Bundesinnenminister Dobrindt plant eine «Verordnung zur Umsetzung des Gesetzes über die Selbstbestimmung in Bezug auf den Geschlechtseintrag im Meldewesen» – ein Sonderregister für alle, die das Selbstbestimmungsgesetz in Anspruch genommen haben.

Das Bundesinnenministerium unter Minister Alexander Dobrindt (CSU) plant ein Extra-Datenblatt, das den früheren Geschlechtseintrag von trans, inter und nicht-binären Menschen dauerhaft speichert (zum Referentenentwurf als PDF). Aus der Opposition hatte er zuvor das Selbstbestimmungsgesetz als «Ideologie-Gesetz der Arroganz-Ampel» bezeichnet (MANNSCHAFT berichtete).

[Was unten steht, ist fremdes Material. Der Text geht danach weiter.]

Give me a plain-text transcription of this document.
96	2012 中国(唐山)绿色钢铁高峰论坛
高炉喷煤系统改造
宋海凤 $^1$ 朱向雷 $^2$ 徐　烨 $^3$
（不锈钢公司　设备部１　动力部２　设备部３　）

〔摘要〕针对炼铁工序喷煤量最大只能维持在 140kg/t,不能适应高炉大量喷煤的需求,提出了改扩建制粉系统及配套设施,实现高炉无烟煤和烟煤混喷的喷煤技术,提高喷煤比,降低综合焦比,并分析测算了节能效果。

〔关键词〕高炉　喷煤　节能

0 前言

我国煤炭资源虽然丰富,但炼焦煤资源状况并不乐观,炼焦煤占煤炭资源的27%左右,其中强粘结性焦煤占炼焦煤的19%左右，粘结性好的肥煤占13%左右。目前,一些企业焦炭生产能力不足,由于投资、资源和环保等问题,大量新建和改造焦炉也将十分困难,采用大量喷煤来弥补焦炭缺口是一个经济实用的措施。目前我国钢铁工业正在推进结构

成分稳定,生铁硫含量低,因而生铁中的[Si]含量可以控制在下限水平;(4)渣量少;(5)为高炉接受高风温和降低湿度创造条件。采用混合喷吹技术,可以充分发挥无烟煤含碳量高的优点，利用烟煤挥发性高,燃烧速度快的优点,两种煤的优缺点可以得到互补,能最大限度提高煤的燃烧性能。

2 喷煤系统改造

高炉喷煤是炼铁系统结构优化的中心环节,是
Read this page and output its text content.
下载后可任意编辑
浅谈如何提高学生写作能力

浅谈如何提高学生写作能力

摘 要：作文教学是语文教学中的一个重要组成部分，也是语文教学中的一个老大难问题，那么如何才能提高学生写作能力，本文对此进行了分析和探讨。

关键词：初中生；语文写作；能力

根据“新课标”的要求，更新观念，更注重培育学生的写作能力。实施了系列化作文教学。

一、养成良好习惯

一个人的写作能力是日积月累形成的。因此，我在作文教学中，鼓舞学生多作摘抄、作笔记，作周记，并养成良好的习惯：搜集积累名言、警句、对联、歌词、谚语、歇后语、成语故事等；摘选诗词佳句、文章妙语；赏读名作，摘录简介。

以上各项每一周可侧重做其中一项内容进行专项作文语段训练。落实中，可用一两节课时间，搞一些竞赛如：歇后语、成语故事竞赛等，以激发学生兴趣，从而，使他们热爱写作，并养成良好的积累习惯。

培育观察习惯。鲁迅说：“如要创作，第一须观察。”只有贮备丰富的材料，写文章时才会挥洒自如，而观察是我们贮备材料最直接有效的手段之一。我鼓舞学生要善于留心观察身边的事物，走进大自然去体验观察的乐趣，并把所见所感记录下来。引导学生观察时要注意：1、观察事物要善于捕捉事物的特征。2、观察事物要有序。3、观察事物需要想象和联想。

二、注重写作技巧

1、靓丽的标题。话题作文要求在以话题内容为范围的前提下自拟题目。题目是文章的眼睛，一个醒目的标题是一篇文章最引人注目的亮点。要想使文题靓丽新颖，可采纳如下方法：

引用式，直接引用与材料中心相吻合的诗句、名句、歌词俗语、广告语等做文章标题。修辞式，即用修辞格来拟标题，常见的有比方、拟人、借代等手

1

Dagegen wurde nun eine Petition von der trans Aktivistin Penelope Alva Frank gestartet. Die Gründerin der queerfeministischen Bewegung Queermany schreibt: «Listen machen Minderheiten verletzlich – damals wie heute.» Frank weiter: «Gerade jetzt, in Zeiten täglicher queerfeindlicher Hetze, macht mir das Angst: Solche Listen könnten Missbrauch ermöglichen und als trans Frau wäre ich dann noch weniger sicher.» Die Petition wurde schon über 7'000-mal unterzeichnet.

Die Deutsche Gesellschaft für Trans- und Intergeschlechtlichkeit (dgti) erklärte am Samstag: «Angaben zur Geschlechtsidentität und zum Vornamen gehören zum innersten persönlichen Bereich und sind besonders schützenswert. Die geplante Kennzeichnung hebt diese Daten in besonderer Weise hervor und widerspricht dem Grundsatz der Datenminimierung Sie weckt zudem Erinnerungen an frühere Versuche des BMI, Daten an Sicherheitsbehörden zu übermitteln, die nur nach massiver Kritik verhindert wurden.»

Darum wird das BMI dringend aufgefordert, den Entwurf zu überarbeiten und auf die unnötige und diskriminierende Kennzeichnung früherer Geschlechtseinträge und Vornamen zu verzichten. «Stattdessen muss der Schutz der Privatsphäre und die Würde aller Menschen, unabhängig von ihrer Geschlechtsidentität, gewährleistet werden,» heisst es in einer Pressemitteilung der dgti.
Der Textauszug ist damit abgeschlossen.